Уж не жду от жизни ничего я,
И не жаль мне прошлого ничуть.
Я ищу свободы и покоя,
Я б хотел забыться и заснуть.
Я б хотел забыться и заснуть…

Боже, боже, ведь не осталось ничего, и некоторые из тех, с кем он учился в гимназии, убиты на войне с немцами, некоторые уничтожены большевиками, кто мог – бежал за границу, кто мог – осоветился, и сам он… Жалкий, жалкий человечишка, даже какую-то паршивую комедию не смог написать так, чтобы ее взяли в театр!
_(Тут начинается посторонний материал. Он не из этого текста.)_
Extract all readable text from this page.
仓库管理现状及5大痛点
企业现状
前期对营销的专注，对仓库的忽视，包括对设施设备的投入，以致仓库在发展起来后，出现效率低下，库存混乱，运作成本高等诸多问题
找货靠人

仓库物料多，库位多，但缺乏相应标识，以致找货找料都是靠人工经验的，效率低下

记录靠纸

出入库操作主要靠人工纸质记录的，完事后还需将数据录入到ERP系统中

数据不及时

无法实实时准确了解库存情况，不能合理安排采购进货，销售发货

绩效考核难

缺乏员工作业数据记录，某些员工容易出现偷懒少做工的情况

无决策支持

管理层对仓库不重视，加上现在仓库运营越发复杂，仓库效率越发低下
Он избегал смотреть на Опалина, боясь, что тот скажет или сделает что-то неуместное, после чего Басаргин окончательно его возненавидит. Но Иван, слушая романс, чувствовал только, что ад, в который он спускался сегодня, наконец-то отступает и отпускает его. Потому что настоящий ад – вовсе не переполненная коммуналка, а нечто, совсем другое, и он видел его сегодня вблизи.

Варя допела романс до последних слов:

Надо мной чтоб, вечно зеленя,
Темный дуб склонялся и шумел,
Темный дуб склонялся и шумел, —

и умолкла. Она была взволнована не меньше остальных. Басаргин шагнул к столу и заставил себя улыбнуться.

– Предлагаю выпить за здоровье прекрасной певицы, – сказал он.

«Темный дуб… ах, ведь под дубом меня и контузило тогда. Никому об этом не говорил, даже Варе… Впрочем, нет, Должанскому сказал. Как-то случайно вышло, слово за слово… Думал потом, что разболтает, редакция, все общаются… Но он никому не сказал. Есть все-таки порядочные люди… Разболтал бы, моя откровенность дорого бы обошлась. Одно дело – бывший медик, хоть и из дворян, и совсем другое – врач в Добровольческой армии. Чертова пробка…»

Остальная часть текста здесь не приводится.